Credit: SCIEPRO/Science Photo Library

“We employed a screening approach to identify candidate G-protein-coupled receptors that might be activated by RvD5n-3 DPA,” reports Jesmond Dalli, corresponding author on the new study. The researchers found that one candidate — GPR101— bound RvD5n-3 DPA with a high selectivity (Kd 6.9 nM) and high stereospecificity. Furthermore, this receptor was expressed on human peripheral leukocytes (neutrophils and monocytes) in the blood.

Addition of RvD5n-3 DPA to human macrophages in vitro led to a dose-dependent increase in phagocytosis and efferocytosis whereas small interfering RNA (siRNA)-mediated knockdown of GPR101 reversed these effects. Similarly, treatment of human neutrophils with an antibody targeting GPR101 also limited the dose-dependent decrease in chemotaxis and migration mediated by RvD5n-3 DPA in vitro.

In mice with K/B × N serum transfer-induced arthritis, treatment with RvD5n-3 DPA led to improved clinical scores (compared with treatment with vehicle), and protected the mice against weight loss and joint oedema. Notably, in vivo siRNA-mediated knockdown of GPR101 reversed the anti-arthritic effects of RvD5n-3 DPA.
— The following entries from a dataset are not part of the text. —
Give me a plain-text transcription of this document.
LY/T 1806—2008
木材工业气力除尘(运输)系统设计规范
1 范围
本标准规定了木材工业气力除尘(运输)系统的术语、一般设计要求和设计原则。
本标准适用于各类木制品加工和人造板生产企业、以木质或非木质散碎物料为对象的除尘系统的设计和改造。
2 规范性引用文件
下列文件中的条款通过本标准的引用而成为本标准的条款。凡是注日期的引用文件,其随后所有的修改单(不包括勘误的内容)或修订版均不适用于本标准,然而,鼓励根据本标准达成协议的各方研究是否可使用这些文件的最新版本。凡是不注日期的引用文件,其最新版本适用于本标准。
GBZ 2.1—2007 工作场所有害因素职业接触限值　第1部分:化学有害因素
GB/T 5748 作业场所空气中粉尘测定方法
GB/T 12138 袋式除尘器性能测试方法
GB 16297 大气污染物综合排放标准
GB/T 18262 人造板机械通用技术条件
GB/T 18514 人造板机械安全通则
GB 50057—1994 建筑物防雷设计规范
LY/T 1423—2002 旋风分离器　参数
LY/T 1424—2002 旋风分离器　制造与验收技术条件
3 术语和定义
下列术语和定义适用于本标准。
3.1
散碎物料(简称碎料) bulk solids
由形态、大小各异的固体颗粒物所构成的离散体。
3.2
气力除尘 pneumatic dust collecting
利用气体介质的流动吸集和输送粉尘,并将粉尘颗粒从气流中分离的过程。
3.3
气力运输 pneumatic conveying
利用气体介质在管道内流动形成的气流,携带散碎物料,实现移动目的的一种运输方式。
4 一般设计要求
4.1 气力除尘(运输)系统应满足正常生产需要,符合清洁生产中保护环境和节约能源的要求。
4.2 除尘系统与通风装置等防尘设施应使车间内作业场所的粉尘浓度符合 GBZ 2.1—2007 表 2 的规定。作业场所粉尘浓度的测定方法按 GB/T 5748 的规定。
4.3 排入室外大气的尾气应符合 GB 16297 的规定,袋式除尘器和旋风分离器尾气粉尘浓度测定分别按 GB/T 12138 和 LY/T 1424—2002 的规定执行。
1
knockdown of GPR101 reversed the anti-arthritic effects of RvD5n-3 DPA

“The identification of GPR101 as a pro-resolving receptor provides new understanding as to how chronic inflammatory conditions might occur as well as targets for new therapeutics to treat inflammatory conditions including rheumatoid arthritis,” says Dalli.

The researchers plan to investigate the pathways that are promoted downstream of RvD5n-3 DPA–GPR101 engagement, and whether these pathways are altered in disease. “Such investigations will enable us to establish whether disruptions in this axis might contribute to inflammatory disorders,” remarks Dalli.